八重洲2丁目再開発事業に伴うものというが、どうも歯切れが悪い。お知らせでは、「(28年竣工予定の超高層大規模複合ビルへの)将来的な出店を計画しております」という。ふつうなら「出店を予定」と言うと思うのですが。

しかも、その間の仮店舗については何もふれていない。社長の山崎さんへの文化通信社のインタビューでは、「八重洲近辺で探していますが、なかなか条件が合いません。現時点では未定です」 

そう、仮店舗を出すと決めたわけではない。来年3月ですよ、歯切れが悪い。

一方、神保町の三省堂本店、ここも1980年竣工の古いビルを建て替え工事中だ。これについては、昨年9月に「工事期間中の仮店舗は現在検討中」であると表現している。場所は決まってないが、借店舗は「やる」としている。当然でしょうね。

八重洲ブックセンターは鹿島建設が創立し、2016年にトーハンが49%資本参加して、社長の山崎さんはトーハンの出身だ。収益は1億円の赤字、3期連続して1~1.2億円のマイナスとなっている。

100万冊の在庫をもっていたという。徐々に減らしてはいるらしいが、例えば1冊1000円としても、10億円の在庫である。この在庫がブックセンターの強みだった。先日近くまで行ったので寄ってみたが、客が少ない。手にとってこその在庫、これでは100万冊が足をひっぱる。

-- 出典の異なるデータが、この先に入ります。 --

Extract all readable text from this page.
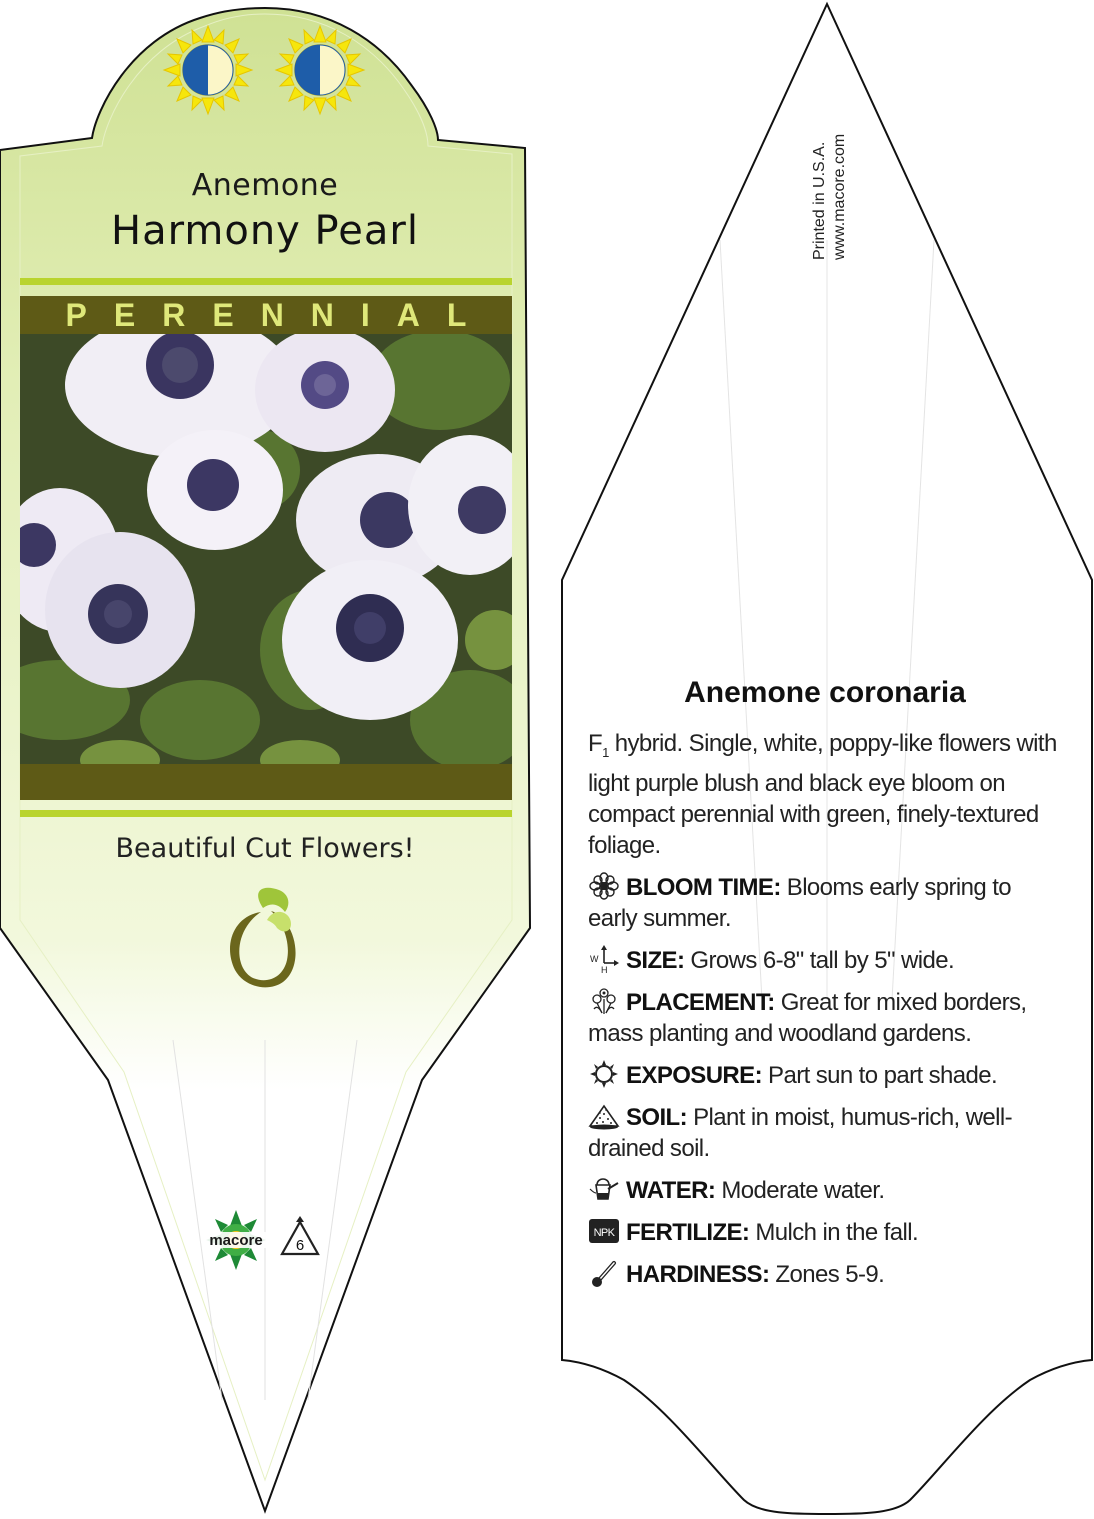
macore 6
Anemone
Harmony Pearl
PERENNIAL
Beautiful Cut Flowers!
Printed in U.S.A. www.macore.com
Anemone coronaria

$F_1$ hybrid. Single, white, poppy-like flowers with light purple blush and black eye bloom on compact perennial with green, finely-textured foliage.

BLOOM TIME: Blooms early spring to early summer.

W
H SIZE: Grows 6-8" tall by 5" wide.

PLACEMENT: Great for mixed borders, mass planting and woodland gardens.

EXPOSURE: Part sun to part shade.

SOIL: Plant in moist, humus-rich, well-drained soil.

WATER: Moderate water.

NPK FERTILIZE: Mulch in the fall.

HARDINESS: Zones 5-9.
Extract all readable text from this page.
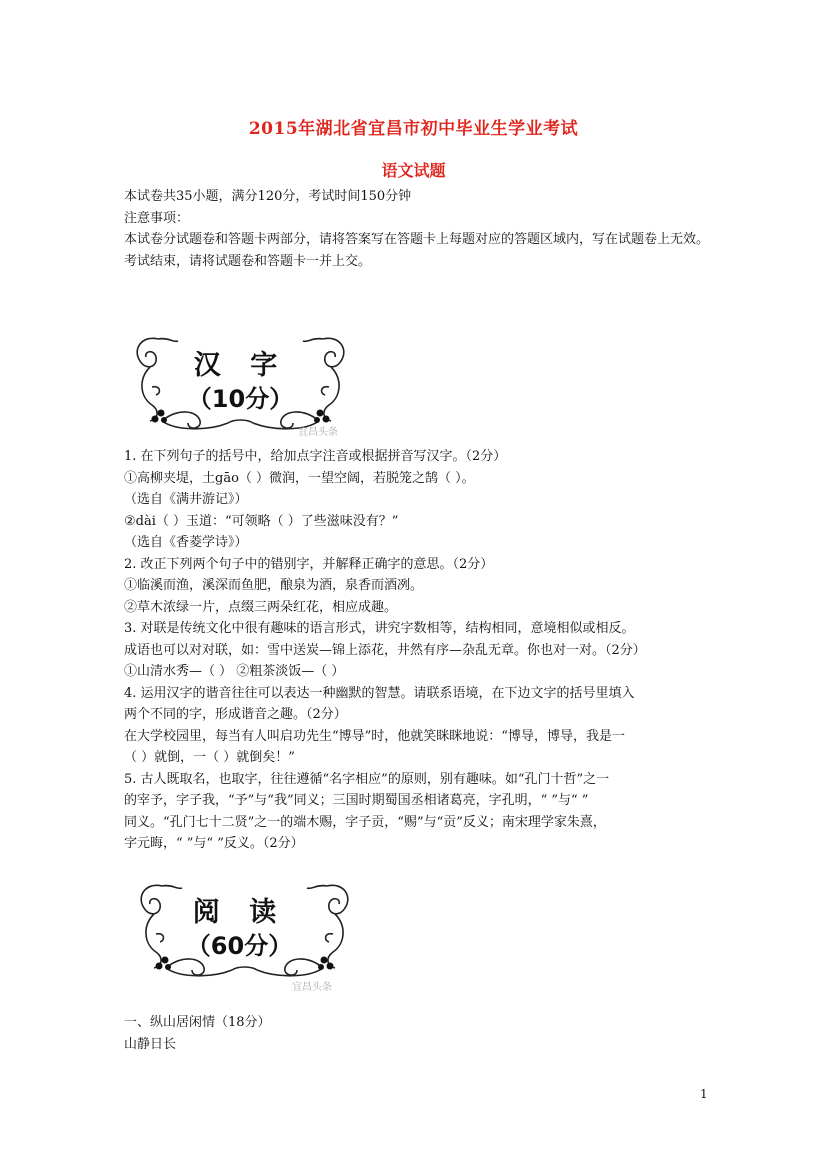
2015年湖北省宜昌市初中毕业生学业考试
语文试题
本试卷共35小题，满分120分，考试时间150分钟
注意事项：
本试卷分试题卷和答题卡两部分，请将答案写在答题卡上每题对应的答题区域内，写在试题卷上无效。
考试结束，请将试题卷和答题卡一并上交。
汉 字
（10分）
宜昌头条

1. 在下列句子的括号中，给加点字注音或根据拼音写汉字。（2分）

①高柳夹堤，土gāo（ ）微润，一望空阔，若脱笼之鹄（ ）。

（选自《满井游记》）

②dài（ ）玉道：“可领略（ ）了些滋味没有？”

（选自《香菱学诗》）

2. 改正下列两个句子中的错别字，并解释正确字的意思。（2分）

①临溪而渔，溪深而鱼肥，酿泉为酒，泉香而酒冽。

②草木浓绿一片，点缀三两朵红花，相应成趣。

3. 对联是传统文化中很有趣味的语言形式，讲究字数相等，结构相同，意境相似或相反。

成语也可以对对联，如：雪中送炭—锦上添花，井然有序—杂乱无章。你也对一对。（2分）

①山清水秀—（ ） ②粗茶淡饭—（ ）

4. 运用汉字的谐音往往可以表达一种幽默的智慧。请联系语境，在下边文字的括号里填入

两个不同的字，形成谐音之趣。（2分）

在大学校园里，每当有人叫启功先生“博导”时，他就笑眯眯地说：“博导，博导，我是一

（ ）就倒，一（ ）就倒矣！”

5. 古人既取名，也取字，往往遵循“名字相应”的原则，别有趣味。如“孔门十哲”之一

的宰予，字子我，“予”与“我”同义；三国时期蜀国丞相诸葛亮，字孔明，“ ”与“ ”

同义。“孔门七十二贤”之一的端木赐，字子贡，“赐”与“贡”反义；南宋理学家朱熹，

字元晦，“ ”与“ ”反义。（2分）

阅 读
（60分）
宜昌头条

一、纵山居闲情（18分）

山静日长

1
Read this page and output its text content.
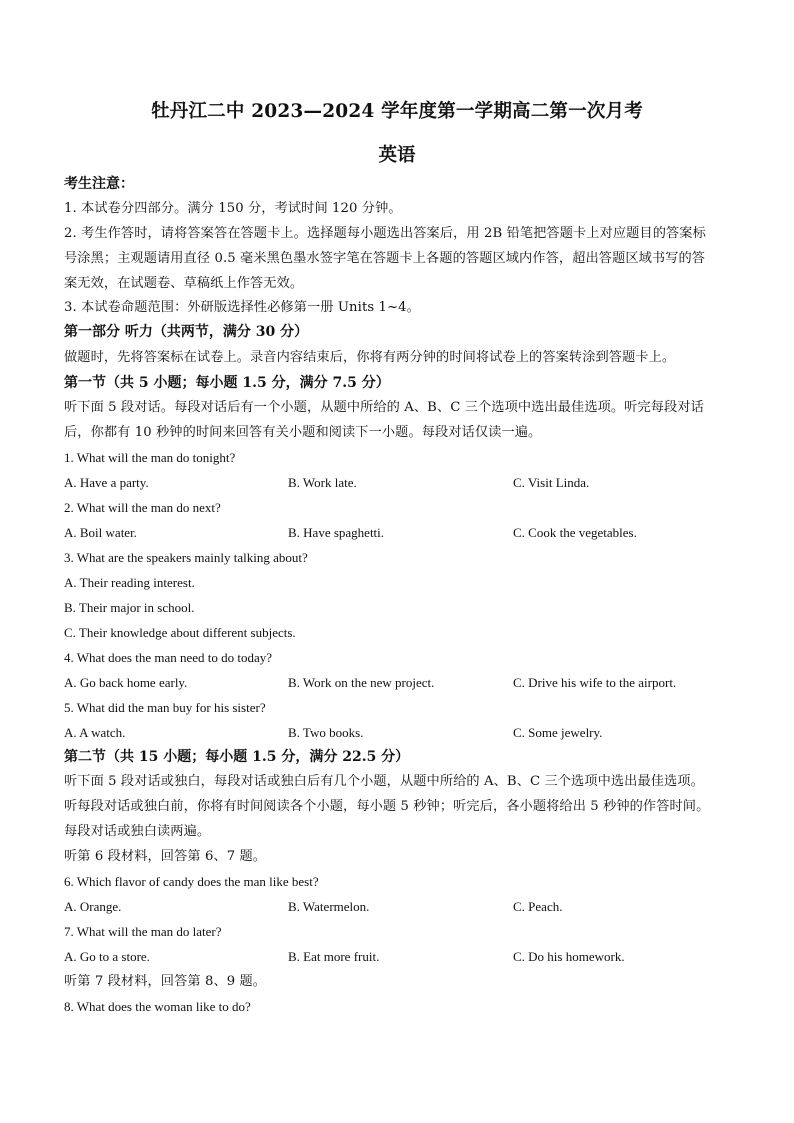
牡丹江二中 2023—2024 学年度第一学期高二第一次月考
英语
考生注意：
1. 本试卷分四部分。满分 150 分，考试时间 120 分钟。
2. 考生作答时，请将答案答在答题卡上。选择题每小题选出答案后，用 2B 铅笔把答题卡上对应题目的答案标
号涂黑；主观题请用直径 0.5 毫米黑色墨水签字笔在答题卡上各题的答题区域内作答，超出答题区域书写的答
案无效，在试题卷、草稿纸上作答无效。
3. 本试卷命题范围：外研版选择性必修第一册 Units 1~4。
第一部分 听力（共两节，满分 30 分）
做题时，先将答案标在试卷上。录音内容结束后，你将有两分钟的时间将试卷上的答案转涂到答题卡上。
第一节（共 5 小题；每小题 1.5 分，满分 7.5 分）
听下面 5 段对话。每段对话后有一个小题，从题中所给的 A、B、C 三个选项中选出最佳选项。听完每段对话
后，你都有 10 秒钟的时间来回答有关小题和阅读下一小题。每段对话仅读一遍。
1. What will the man do tonight?
A. Have a party.	B. Work late.	C. Visit Linda.
2. What will the man do next?
A. Boil water.	B. Have spaghetti.	C. Cook the vegetables.
3. What are the speakers mainly talking about?
A. Their reading interest.
B. Their major in school.
C. Their knowledge about different subjects.
4. What does the man need to do today?
A. Go back home early.	B. Work on the new project.	C. Drive his wife to the airport.
5. What did the man buy for his sister?
A. A watch.	B. Two books.	C. Some jewelry.
第二节（共 15 小题；每小题 1.5 分，满分 22.5 分）
听下面 5 段对话或独白，每段对话或独白后有几个小题，从题中所给的 A、B、C 三个选项中选出最佳选项。
听每段对话或独白前，你将有时间阅读各个小题，每小题 5 秒钟；听完后，各小题将给出 5 秒钟的作答时间。
每段对话或独白读两遍。
听第 6 段材料，回答第 6、7 题。
6. Which flavor of candy does the man like best?
A. Orange.	B. Watermelon.	C. Peach.
7. What will the man do later?
A. Go to a store.	B. Eat more fruit.	C. Do his homework.
听第 7 段材料，回答第 8、9 题。
8. What does the woman like to do?
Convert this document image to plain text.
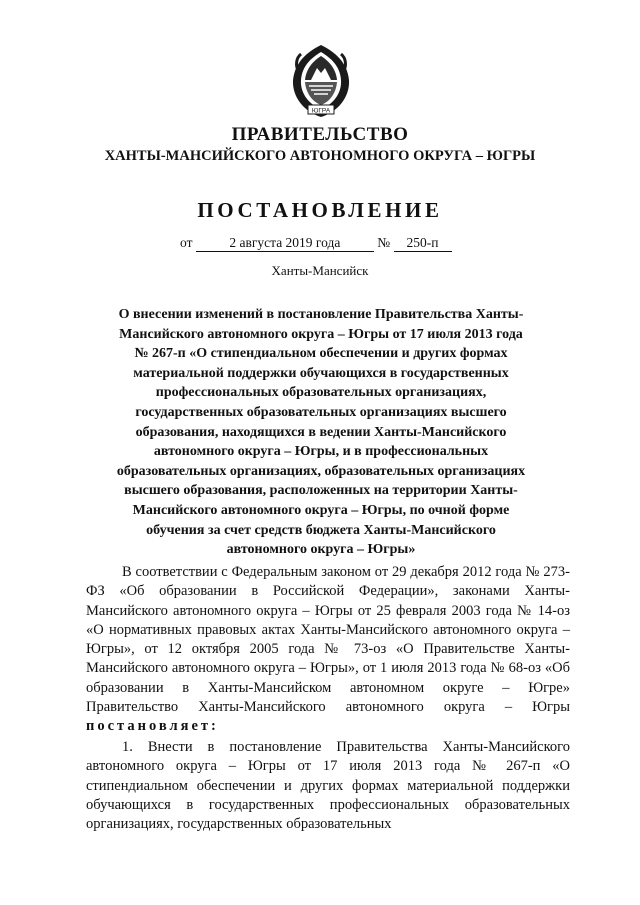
ЮГРА
ПРАВИТЕЛЬСТВО
ХАНТЫ-МАНСИЙСКОГО АВТОНОМНОГО ОКРУГА – ЮГРЫ
ПОСТАНОВЛЕНИЕ
от	2 августа 2019 года	№ 250-п
Ханты-Мансийск
О внесении изменений в постановление Правительства Ханты-
Мансийского автономного округа – Югры от 17 июля 2013 года
№ 267-п «О стипендиальном обеспечении и других формах
материальной поддержки обучающихся в государственных
профессиональных образовательных организациях,
государственных образовательных организациях высшего
образования, находящихся в ведении Ханты-Мансийского
автономного округа – Югры, и в профессиональных
образовательных организациях, образовательных организациях
высшего образования, расположенных на территории Ханты-
Мансийского автономного округа – Югры, по очной форме
обучения за счет средств бюджета Ханты-Мансийского
автономного округа – Югры»
В соответствии с Федеральным законом от 29 декабря 2012 года № 273-ФЗ «Об образовании в Российской Федерации», законами Ханты-Мансийского автономного округа – Югры от 25 февраля 2003 года № 14-оз «О нормативных правовых актах Ханты-Мансийского автономного округа – Югры», от 12 октября 2005 года № 73-оз «О Правительстве Ханты-Мансийского автономного округа – Югры», от 1 июля 2013 года № 68-оз «Об образовании в Ханты-Мансийском автономном округе – Югре» Правительство Ханты-Мансийского автономного округа – Югры постановляет:
1. Внести в постановление Правительства Ханты-Мансийского автономного округа – Югры от 17 июля 2013 года № 267-п «О стипендиальном обеспечении и других формах материальной поддержки обучающихся в государственных профессиональных образовательных организациях, государственных образовательных
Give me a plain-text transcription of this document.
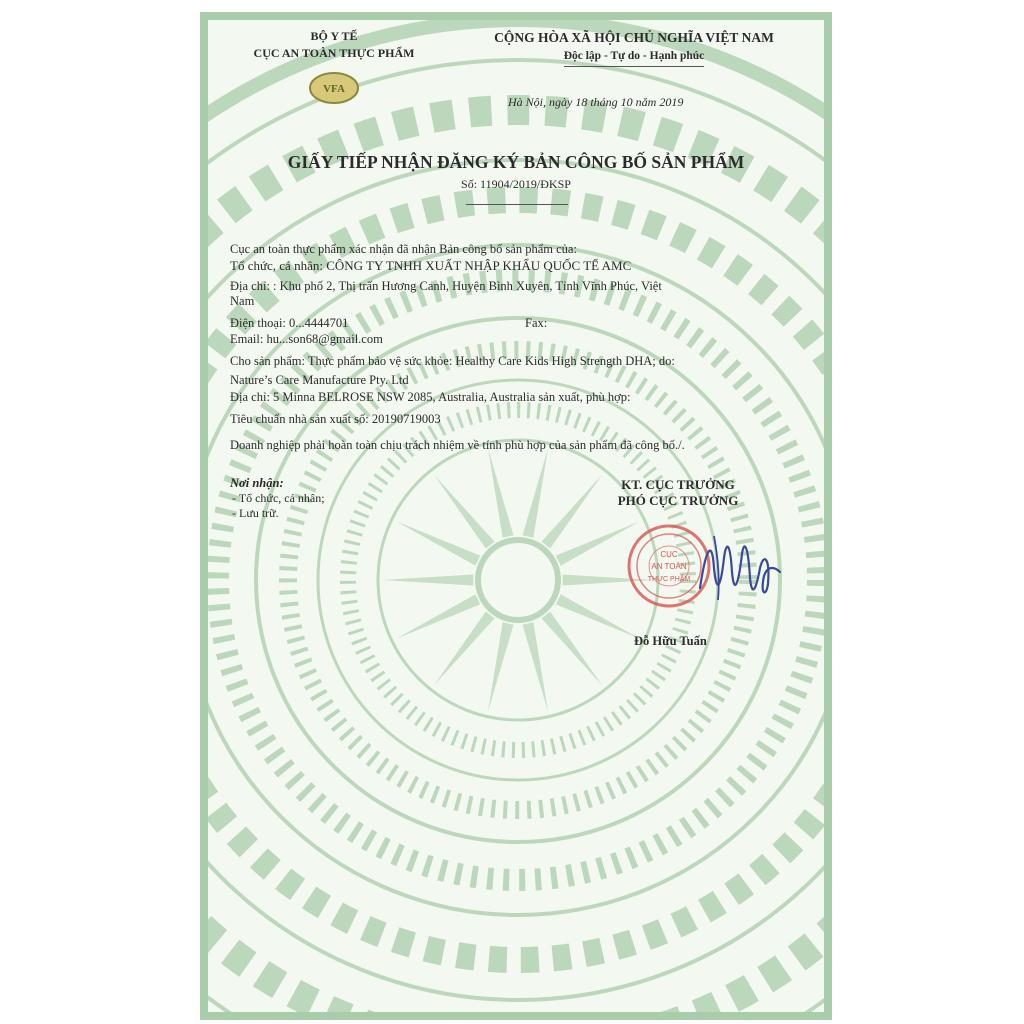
BỘ Y TẾ
CỤC AN TOÀN THỰC PHẨM
VFA
CỘNG HÒA XÃ HỘI CHỦ NGHĨA VIỆT NAM
Độc lập - Tự do - Hạnh phúc
Hà Nội, ngày 18 tháng 10 năm 2019
GIẤY TIẾP NHẬN ĐĂNG KÝ BẢN CÔNG BỐ SẢN PHẨM
Số: 11904/2019/ĐKSP
Cục an toàn thực phẩm xác nhận đã nhận Bản công bố sản phẩm của:
Tổ chức, cá nhân: CÔNG TY TNHH XUẤT NHẬP KHẨU QUỐC TẾ AMC
Địa chỉ: : Khu phố 2, Thị trấn Hương Canh, Huyện Bình Xuyên, Tỉnh Vĩnh Phúc, Việt
Nam
Điện thoại: 0...4444701	Fax:
Email: hu...son68@gmail.com
Cho sản phẩm: Thực phẩm bảo vệ sức khỏe: Healthy Care Kids High Strength DHA; do:
Nature’s Care Manufacture Pty. Ltd
Địa chỉ: 5 Minna BELROSE NSW 2085, Australia, Australia sản xuất, phù hợp:
Tiêu chuẩn nhà sản xuất số: 20190719003
Doanh nghiệp phải hoàn toàn chịu trách nhiệm về tính phù hợp của sản phẩm đã công bố./.
Nơi nhận:
- Tổ chức, cá nhân;
- Lưu trữ.
KT. CỤC TRƯỞNG
PHÓ CỤC TRƯỞNG
CỤC
AN TOÀN
THỰC PHẨM
Đỗ Hữu Tuấn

わたしの場合、欲しい本が決まっていれば在庫の確かなブックセンターには行かずとも、ネットで注文すれば明日届く。本屋さんに行くのは、時間があったときに面白い本はないかというとき。そこは通勤の途中であったり、買い物のついでであったり、そこそこの本がそろっていればいい。

山崎さんの悩みもこんなところかもしれません。